After I saw Pineboards 4K Pi 5 external GPU gaming demo at Maker Faire Hanover, I decided it was time to set up my GPU test rig and see how the Pi OS amdgpu
Linux kernel patch is going.
I tested it out on a livestream over the weekend, but I thought I'd document the current state of the patch, how to apply it, and what else is left to do to get full external GPU support on the Raspberry Pi.
I also have a full video up with more demonstrations of the GPU in use, you can watch it below:
Hardware setup for an external PCI Express GPU
There are a few different routes you can go to physically plug a graphics card into a Pi 5.

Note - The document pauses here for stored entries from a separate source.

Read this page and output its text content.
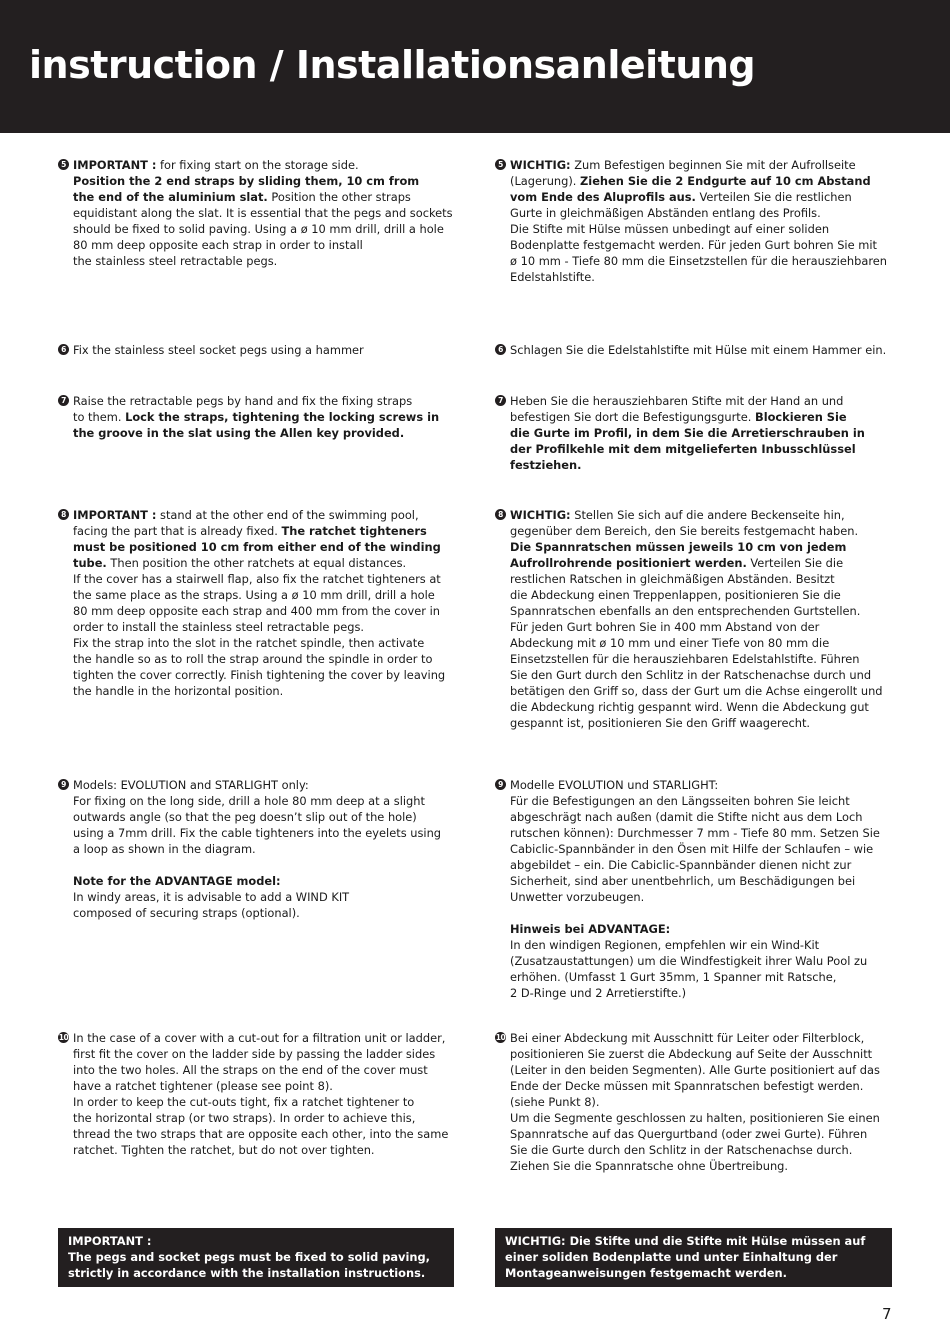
instruction / Installationsanleitung
5 IMPORTANT : for fixing start on the storage side.
Position the 2 end straps by sliding them, 10 cm from
the end of the aluminium slat. Position the other straps
equidistant along the slat. It is essential that the pegs and sockets
should be fixed to solid paving. Using a ø 10 mm drill, drill a hole
80 mm deep opposite each strap in order to install
the stainless steel retractable pegs.

5 WICHTIG: Zum Befestigen beginnen Sie mit der Aufrollseite
(Lagerung). Ziehen Sie die 2 Endgurte auf 10 cm Abstand
vom Ende des Aluprofils aus. Verteilen Sie die restlichen
Gurte in gleichmäßigen Abständen entlang des Profils.
Die Stifte mit Hülse müssen unbedingt auf einer soliden
Bodenplatte festgemacht werden. Für jeden Gurt bohren Sie mit
ø 10 mm - Tiefe 80 mm die Einsetzstellen für die herausziehbaren
Edelstahlstifte.

6 Fix the stainless steel socket pegs using a hammer	6 Schlagen Sie die Edelstahlstifte mit Hülse mit einem Hammer ein.

7 Raise the retractable pegs by hand and fix the fixing straps
to them. Lock the straps, tightening the locking screws in
the groove in the slat using the Allen key provided.

7 Heben Sie die herausziehbaren Stifte mit der Hand an und
befestigen Sie dort die Befestigungsgurte. Blockieren Sie
die Gurte im Profil, in dem Sie die Arretierschrauben in
der Profilkehle mit dem mitgelieferten Inbusschlüssel
festziehen.

8 IMPORTANT : stand at the other end of the swimming pool,
facing the part that is already fixed. The ratchet tighteners
must be positioned 10 cm from either end of the winding
tube. Then position the other ratchets at equal distances.
If the cover has a stairwell flap, also fix the ratchet tighteners at
the same place as the straps. Using a ø 10 mm drill, drill a hole
80 mm deep opposite each strap and 400 mm from the cover in
order to install the stainless steel retractable pegs.
Fix the strap into the slot in the ratchet spindle, then activate
the handle so as to roll the strap around the spindle in order to
tighten the cover correctly. Finish tightening the cover by leaving
the handle in the horizontal position.

8 WICHTIG: Stellen Sie sich auf die andere Beckenseite hin,
gegenüber dem Bereich, den Sie bereits festgemacht haben.
Die Spannratschen müssen jeweils 10 cm von jedem
Aufrollrohrende positioniert werden. Verteilen Sie die
restlichen Ratschen in gleichmäßigen Abständen. Besitzt
die Abdeckung einen Treppenlappen, positionieren Sie die
Spannratschen ebenfalls an den entsprechenden Gurtstellen.
Für jeden Gurt bohren Sie in 400 mm Abstand von der
Abdeckung mit ø 10 mm und einer Tiefe von 80 mm die
Einsetzstellen für die herausziehbaren Edelstahlstifte. Führen
Sie den Gurt durch den Schlitz in der Ratschenachse durch und
betätigen den Griff so, dass der Gurt um die Achse eingerollt und
die Abdeckung richtig gespannt wird. Wenn die Abdeckung gut
gespannt ist, positionieren Sie den Griff waagerecht.

9 Models: EVOLUTION and STARLIGHT only:
For fixing on the long side, drill a hole 80 mm deep at a slight
outwards angle (so that the peg doesn’t slip out of the hole)
using a 7mm drill. Fix the cable tighteners into the eyelets using
a loop as shown in the diagram.

Note for the ADVANTAGE model:

In windy areas, it is advisable to add a WIND KIT
composed of securing straps (optional).

9 Modelle EVOLUTION und STARLIGHT:
Für die Befestigungen an den Längsseiten bohren Sie leicht
abgeschrägt nach außen (damit die Stifte nicht aus dem Loch
rutschen können): Durchmesser 7 mm - Tiefe 80 mm. Setzen Sie
Cabiclic-Spannbänder in den Ösen mit Hilfe der Schlaufen – wie
abgebildet – ein. Die Cabiclic-Spannbänder dienen nicht zur
Sicherheit, sind aber unentbehrlich, um Beschädigungen bei
Unwetter vorzubeugen.

Hinweis bei ADVANTAGE:

In den windigen Regionen, empfehlen wir ein Wind-Kit
(Zusatzaustattungen) um die Windfestigkeit ihrer Walu Pool zu
erhöhen. (Umfasst 1 Gurt 35mm, 1 Spanner mit Ratsche,
2 D-Ringe und 2 Arretierstifte.)

10 In the case of a cover with a cut-out for a filtration unit or ladder,
first fit the cover on the ladder side by passing the ladder sides
into the two holes. All the straps on the end of the cover must
have a ratchet tightener (please see point 8).
In order to keep the cut-outs tight, fix a ratchet tightener to
the horizontal strap (or two straps). In order to achieve this,
thread the two straps that are opposite each other, into the same
ratchet. Tighten the ratchet, but do not over tighten.

10 Bei einer Abdeckung mit Ausschnitt für Leiter oder Filterblock,
positionieren Sie zuerst die Abdeckung auf Seite der Ausschnitt
(Leiter in den beiden Segmenten). Alle Gurte positioniert auf das
Ende der Decke müssen mit Spannratschen befestigt werden.
(siehe Punkt 8).
Um die Segmente geschlossen zu halten, positionieren Sie einen
Spannratsche auf das Quergurtband (oder zwei Gurte). Führen
Sie die Gurte durch den Schlitz in der Ratschenachse durch.
Ziehen Sie die Spannratsche ohne Übertreibung.

IMPORTANT :
The pegs and socket pegs must be fixed to solid paving,
strictly in accordance with the installation instructions.

WICHTIG: Die Stifte und die Stifte mit Hülse müssen auf
einer soliden Bodenplatte und unter Einhaltung der
Montageanweisungen festgemacht werden.

7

My preferred setup is this JMT External Graphics Card stand that uses Oculink with an M.2 to Oculink adapter (included). To use it, you also need an Oculink cable, and those together run $80.
On top of that (or more specifically, on top of the Pi), you need a HAT that converts the PCIe FFC connection on the Pi 5 to an M.2 slot, and my choice is the Pineboards HatDrive! Bottom, though there are tons of other options. That adds on another $20 or so.
The other option is to skip the external GPU stand entirely and mount it right on top of the Pi 5. You can do that with the uPCIty Lite, which is $30, and has an open-ended x4 PCIe slot.
That takes care of the PCIe signaling—but you also need to provide adequate power.
The Pi's PCIe FFC only supports up to 5W of power output. Regardless of the HAT you choose, you'll need to provide adequate power to the slot (up to 75W), and usually also to the card you insert into it (via PCIe ATX power connectors—requirements vary by card).
For that, I'm using this LIAN LI 750W SFX PSU, which has adequate power and cabling to supply power to the PCIe riser—or the uPCIty's 4-pin 12V CPU power intput, as well as to the graphics card's supplemental PCIe power jack.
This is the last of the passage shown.